The Texas Supreme Court on Friday night put on hold a judge’s ruling that approved an abortion for a pregnant woman whose fetus has a fatal diagnosis, throwing into limbo an unprecedented challenge to one of the most restrictive bans in the US.
The order by the all-Republican court came more than 30 hours after Kate Cox, a 31-year-old mother of two from the Dallas area, received a temporary restraining order from a lower court judge that prevents Texas from enforcing the state’s ban in her case.
In a one-page order, the court said it was temporarily staying Thursday’s ruling “without regard to the merits.”
Photo: Kate Cox, via AFP
The case is still pending.
“While we still hope that the court ultimately rejects the state’s request and does so quickly, in this case we fear that justice delayed will be justice denied,” said Molly Duane, an attorney at the Center for Reproductive Rights, which is representing Cox.
Cox’s attorneys have said they would not share her abortion plans, citing concerns for her safety.
In a filing with the Texas Supreme Court on Friday, her attorneys indicated she was still pregnant.
Cox was 20 weeks pregnant last week when she filed what is believed to be the first lawsuit of its kind since the landmark US Supreme Court ruling last year that overturned Roe v Wade.
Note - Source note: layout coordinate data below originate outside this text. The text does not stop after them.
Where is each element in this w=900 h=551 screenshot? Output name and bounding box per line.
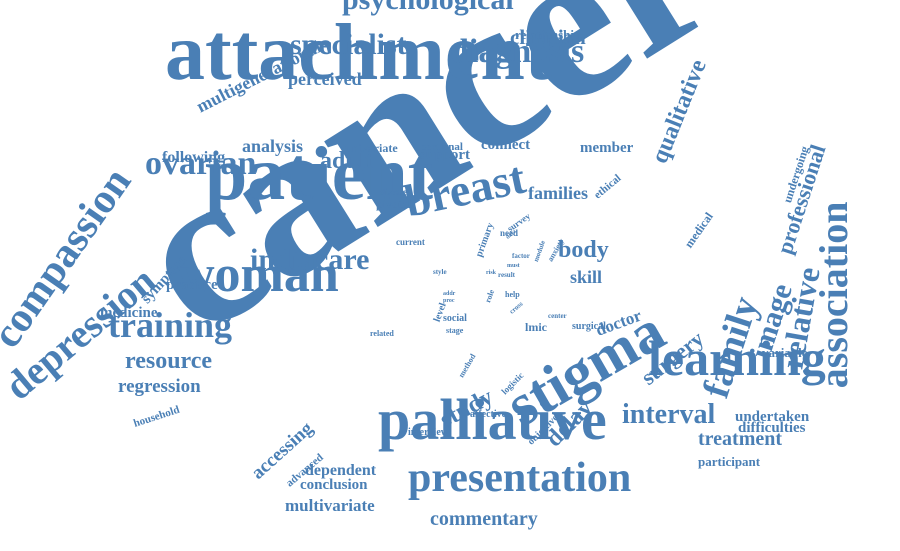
word-psychological: psychological: [342, 0, 514, 15]
word-role: role: [483, 288, 497, 304]
word-diagnosis: diagnosis: [450, 33, 585, 71]
word-risk: risk: [486, 270, 497, 277]
word-module: module: [531, 238, 548, 263]
word-center: center: [548, 311, 567, 320]
word-practice: practice: [166, 277, 218, 294]
word-cross: cross: [507, 299, 525, 316]
word-perceived: perceived: [288, 68, 362, 89]
word-skill: skill: [570, 266, 603, 287]
word-specialist: specialist: [290, 27, 407, 61]
word-following: following: [162, 148, 226, 166]
word-relationship: relationship: [515, 26, 582, 42]
word-attachment: attachment: [165, 8, 552, 97]
word-result: result: [498, 270, 515, 279]
word-training: training: [108, 304, 233, 345]
word-sectional: sectional: [422, 141, 463, 154]
word-difficulties: difficulties: [738, 420, 806, 437]
word-affective: affective: [470, 409, 507, 421]
word-clinician: clinician: [510, 24, 586, 49]
word-must: must: [507, 263, 520, 270]
word-resource: resource: [125, 348, 213, 375]
word-current: current: [396, 236, 425, 247]
word-body: body: [558, 237, 609, 264]
word-style: style: [433, 267, 447, 276]
word-commentary: commentary: [430, 508, 538, 531]
word-disease: disease: [380, 186, 407, 197]
word-undertaken: undertaken: [735, 409, 810, 426]
word-conclusion: conclusion: [300, 477, 368, 494]
word-social: social: [443, 313, 467, 325]
word-ovarian: ovarian: [145, 145, 257, 183]
word-proc: proc: [443, 298, 455, 305]
word-participant: participant: [698, 453, 761, 469]
word-help: help: [505, 289, 520, 299]
word-dependent: dependent: [305, 461, 377, 479]
word-presentation: presentation: [408, 455, 632, 502]
word-analysis: analysis: [242, 135, 304, 156]
word-surgical: surgical: [572, 321, 606, 333]
word-learning: learning: [648, 330, 826, 386]
word-need: need: [500, 227, 518, 238]
word-variable: variable: [762, 344, 808, 360]
word-palliative: palliative: [378, 386, 607, 452]
word-indiacare: indiacare: [250, 242, 370, 276]
word-connect: connect: [481, 137, 531, 154]
word-method: method: [456, 352, 478, 379]
word-medicine: medicine: [100, 305, 158, 322]
word-adult: adult: [320, 148, 374, 175]
word-treatment: treatment: [698, 428, 783, 451]
word-regression: regression: [118, 376, 201, 398]
word-primary: primary: [473, 221, 497, 259]
word-stage: stage: [446, 325, 464, 335]
word-related: related: [370, 328, 394, 338]
word-pivotal: pivotal: [376, 196, 412, 211]
word-support: support: [420, 147, 471, 164]
word-ethical: ethical: [591, 172, 624, 202]
word-member: member: [580, 140, 634, 157]
word-multivariate: multivariate: [285, 495, 375, 515]
word-household: household: [132, 404, 182, 431]
word-medical: medical: [681, 209, 716, 251]
word-woman: woman: [177, 246, 339, 304]
word-families: families: [528, 182, 588, 203]
word-lmic: lmic: [525, 319, 547, 334]
word-interval: interval: [622, 399, 716, 431]
word-interview: interview: [408, 427, 448, 439]
word-factor: factor: [512, 251, 530, 260]
word-patient: patient: [205, 131, 433, 216]
word-univariate: univariate: [345, 140, 398, 155]
word-addr: addr: [443, 291, 456, 298]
The order issued on Thursday only applied to Cox and no other pregnant Texas women.
Cox learned she was pregnant for a third time in August and was told weeks later that her baby was at a high risk for a condition known as trisomy 18, which has a very high likelihood of miscarriage or stillbirth and low survival rates, her lawsuit said.
Furthermore, doctors have told Cox that if the baby’s heartbeat were to stop, inducing labor would carry a risk of a uterine rupture because of her two prior ceasarean sections, and that another one at full term would would endanger her ability to carry another child.
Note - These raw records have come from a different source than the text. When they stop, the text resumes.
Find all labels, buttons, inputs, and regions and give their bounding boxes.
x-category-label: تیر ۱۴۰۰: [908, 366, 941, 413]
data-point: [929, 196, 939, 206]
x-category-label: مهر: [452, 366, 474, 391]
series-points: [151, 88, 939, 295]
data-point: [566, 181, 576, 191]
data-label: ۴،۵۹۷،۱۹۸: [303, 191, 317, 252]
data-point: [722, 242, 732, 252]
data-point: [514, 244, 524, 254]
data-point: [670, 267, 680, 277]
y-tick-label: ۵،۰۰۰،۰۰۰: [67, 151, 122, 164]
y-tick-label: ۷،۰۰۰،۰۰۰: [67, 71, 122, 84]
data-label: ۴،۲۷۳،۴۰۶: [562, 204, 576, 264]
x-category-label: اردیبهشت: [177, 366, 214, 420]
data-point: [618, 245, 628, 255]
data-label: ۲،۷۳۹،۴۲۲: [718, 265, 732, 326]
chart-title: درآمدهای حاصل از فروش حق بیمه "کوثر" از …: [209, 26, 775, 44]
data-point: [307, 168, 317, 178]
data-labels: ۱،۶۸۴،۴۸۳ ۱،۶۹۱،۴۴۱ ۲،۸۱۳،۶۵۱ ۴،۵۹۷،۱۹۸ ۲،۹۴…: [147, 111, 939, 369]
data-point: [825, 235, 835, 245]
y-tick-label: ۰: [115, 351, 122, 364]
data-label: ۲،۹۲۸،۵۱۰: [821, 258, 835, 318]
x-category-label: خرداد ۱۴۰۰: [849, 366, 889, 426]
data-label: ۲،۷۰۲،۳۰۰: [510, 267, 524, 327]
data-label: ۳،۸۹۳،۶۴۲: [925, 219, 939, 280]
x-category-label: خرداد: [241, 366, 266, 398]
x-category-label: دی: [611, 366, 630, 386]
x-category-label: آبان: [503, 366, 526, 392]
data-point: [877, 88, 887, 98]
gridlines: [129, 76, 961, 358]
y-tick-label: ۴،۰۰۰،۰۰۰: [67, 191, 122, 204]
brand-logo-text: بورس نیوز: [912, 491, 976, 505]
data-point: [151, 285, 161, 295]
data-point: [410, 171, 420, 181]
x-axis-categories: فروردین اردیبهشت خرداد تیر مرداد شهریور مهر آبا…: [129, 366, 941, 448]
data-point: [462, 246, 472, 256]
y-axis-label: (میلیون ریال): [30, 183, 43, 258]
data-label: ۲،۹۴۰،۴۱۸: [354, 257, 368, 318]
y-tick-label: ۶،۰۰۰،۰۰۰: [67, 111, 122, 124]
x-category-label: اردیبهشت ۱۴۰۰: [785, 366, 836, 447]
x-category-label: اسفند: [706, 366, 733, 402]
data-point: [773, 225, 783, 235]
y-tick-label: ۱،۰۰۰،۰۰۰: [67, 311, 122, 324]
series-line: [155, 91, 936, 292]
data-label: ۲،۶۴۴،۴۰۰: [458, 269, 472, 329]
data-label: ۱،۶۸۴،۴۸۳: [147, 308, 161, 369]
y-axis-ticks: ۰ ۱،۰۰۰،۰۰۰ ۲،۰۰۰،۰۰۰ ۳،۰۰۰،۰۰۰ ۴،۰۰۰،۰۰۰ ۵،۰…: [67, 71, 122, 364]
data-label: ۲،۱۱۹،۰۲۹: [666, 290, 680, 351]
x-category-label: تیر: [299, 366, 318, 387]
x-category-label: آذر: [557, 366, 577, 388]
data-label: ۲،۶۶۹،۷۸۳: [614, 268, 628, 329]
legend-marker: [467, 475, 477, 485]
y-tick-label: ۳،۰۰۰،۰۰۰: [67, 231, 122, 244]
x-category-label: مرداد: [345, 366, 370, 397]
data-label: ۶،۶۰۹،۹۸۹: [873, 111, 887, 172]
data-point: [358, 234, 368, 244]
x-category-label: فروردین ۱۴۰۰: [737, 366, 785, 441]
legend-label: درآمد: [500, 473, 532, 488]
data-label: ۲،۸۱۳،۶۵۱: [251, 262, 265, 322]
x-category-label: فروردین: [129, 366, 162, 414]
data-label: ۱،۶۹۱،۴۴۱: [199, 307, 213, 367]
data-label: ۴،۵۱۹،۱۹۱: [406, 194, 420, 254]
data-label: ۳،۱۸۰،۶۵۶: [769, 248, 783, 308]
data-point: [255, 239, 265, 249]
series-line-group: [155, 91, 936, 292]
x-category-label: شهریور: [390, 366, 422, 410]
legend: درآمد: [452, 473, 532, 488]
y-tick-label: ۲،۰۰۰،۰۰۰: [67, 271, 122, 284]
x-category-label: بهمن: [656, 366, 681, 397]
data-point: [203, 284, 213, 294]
Republican Texas Attorney General Ken Paxton argued that Cox does not meet the criteria for a medical exception to the state’s abortion ban, and he urged the state’s highest court to act swiftly.
“Future criminal and civil proceedings cannot restore the life that is lost if Plaintiffs or their agents proceed to perform and procure an abortion in violation of Texas law,” Paxton’s office told the court.
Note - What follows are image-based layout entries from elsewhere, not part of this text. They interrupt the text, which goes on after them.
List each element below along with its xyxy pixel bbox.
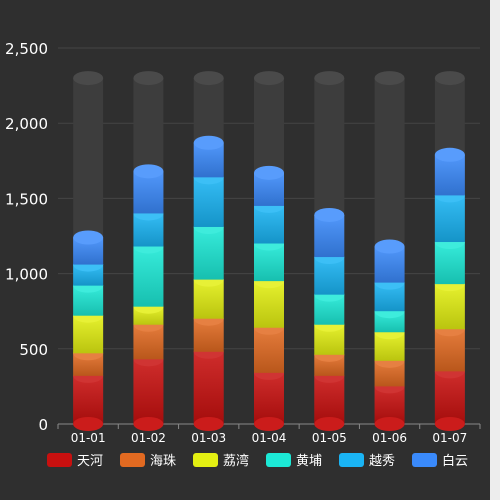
bar-segment[interactable] <box>133 359 164 424</box>
bar-base-cap <box>133 417 164 431</box>
x-tick-label: 01-03 <box>191 431 226 445</box>
x-tick-label: 01-07 <box>432 431 467 445</box>
background-cylinder-cap <box>434 71 465 86</box>
bar-column[interactable] <box>133 71 164 431</box>
legend-swatch <box>412 453 437 467</box>
legend-swatch <box>120 453 145 467</box>
bar-column[interactable] <box>73 71 104 431</box>
bar-segment[interactable] <box>314 375 345 424</box>
legend-label: 越秀 <box>369 454 395 469</box>
legend-swatch <box>339 453 364 467</box>
bars-layer <box>73 71 465 431</box>
bar-segment[interactable] <box>434 329 465 372</box>
bar-column[interactable] <box>254 71 284 431</box>
x-tick-label: 01-05 <box>312 431 347 445</box>
y-tick-label: 2,000 <box>5 115 48 133</box>
y-tick-label: 1,500 <box>5 190 48 208</box>
bar-segment-cap <box>73 230 104 245</box>
bar-segment-cap <box>193 135 224 150</box>
bar-segment-cap <box>314 207 345 222</box>
x-tick-label: 01-04 <box>252 431 287 445</box>
bar-segment-cap <box>133 164 164 179</box>
bar-segment[interactable] <box>434 284 465 330</box>
y-axis: 0 500 1,000 1,500 2,000 2,500 <box>5 40 48 434</box>
background-cylinder-cap <box>314 71 345 86</box>
x-tick-label: 01-01 <box>71 431 106 445</box>
bar-base-cap <box>374 417 405 431</box>
bar-column[interactable] <box>374 71 405 431</box>
legend-swatch <box>193 453 218 467</box>
bar-segment[interactable] <box>193 351 224 424</box>
legend-swatch <box>47 453 72 467</box>
legend-label: 天河 <box>77 454 103 469</box>
legend-label: 海珠 <box>150 454 176 469</box>
page-edge <box>490 0 500 500</box>
bar-base-cap <box>73 417 104 431</box>
background-cylinder-cap <box>73 71 104 86</box>
x-tick-label: 01-02 <box>131 431 166 445</box>
bar-segment[interactable] <box>314 214 345 258</box>
bar-segment[interactable] <box>193 226 224 280</box>
bar-segment[interactable] <box>254 281 284 328</box>
y-tick-label: 2,500 <box>5 40 48 58</box>
bar-segment[interactable] <box>434 371 465 424</box>
bar-column[interactable] <box>193 71 224 431</box>
legend-item[interactable]: 白云 <box>412 453 468 469</box>
bar-segment[interactable] <box>434 195 465 243</box>
bar-segment-cap <box>254 165 284 180</box>
legend-swatch <box>266 453 291 467</box>
background-cylinder-cap <box>374 71 405 86</box>
bar-segment[interactable] <box>133 171 164 214</box>
bar-segment-cap <box>434 147 465 162</box>
bar-base-cap <box>314 417 345 431</box>
legend-item[interactable]: 荔湾 <box>193 453 249 469</box>
background-cylinder-cap <box>193 71 224 86</box>
legend-item[interactable]: 越秀 <box>339 453 395 469</box>
bar-base-cap <box>434 417 465 431</box>
legend-item[interactable]: 天河 <box>47 453 103 469</box>
bar-segment-cap <box>374 239 405 254</box>
legend-label: 白云 <box>442 453 468 469</box>
y-tick-label: 500 <box>19 341 48 359</box>
bar-segment[interactable] <box>434 242 465 285</box>
bar-segment[interactable] <box>133 246 164 307</box>
x-tick-label: 01-06 <box>372 431 407 445</box>
legend-label: 黄埔 <box>296 454 322 469</box>
legend-item[interactable]: 黄埔 <box>266 453 322 469</box>
legend-item[interactable]: 海珠 <box>120 453 176 469</box>
legend: 天河 海珠 荔湾 黄埔 越秀 白云 <box>47 453 468 469</box>
y-tick-label: 1,000 <box>5 266 48 284</box>
bar-segment[interactable] <box>193 177 224 227</box>
bar-column[interactable] <box>314 71 345 431</box>
bar-column[interactable] <box>434 71 465 431</box>
bar-base-cap <box>254 417 284 431</box>
y-tick-label: 0 <box>38 416 48 434</box>
bar-base-cap <box>193 417 224 431</box>
bar-segment[interactable] <box>254 327 284 373</box>
bar-segment[interactable] <box>254 372 284 424</box>
background-cylinder-cap <box>133 71 164 86</box>
background-cylinder-cap <box>254 71 284 86</box>
legend-label: 荔湾 <box>223 453 249 469</box>
bar-segment[interactable] <box>73 375 104 424</box>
He also told three hospitals in Houston that they could face legal consequences if they allowed Cox’s physician to provide the abortion, despite the ruling from state District Judge Maya Guerra Gamble, who Paxton called an “activist” judge.
On Friday last week, a pregnant Kentucky woman also filed a lawsuit demanding the right to an abortion. The plaintiff, identified as Jane Doe, was about eight weeks pregnant and she wanted to have an abortion in Kentucky but could not legally do so because of the state’s ban, the suit said.
Unlike Cox’s lawsuit, the Kentucky challenge seeks class-action status to include other Kentuckians who are or will become pregnant and want to have an abortion.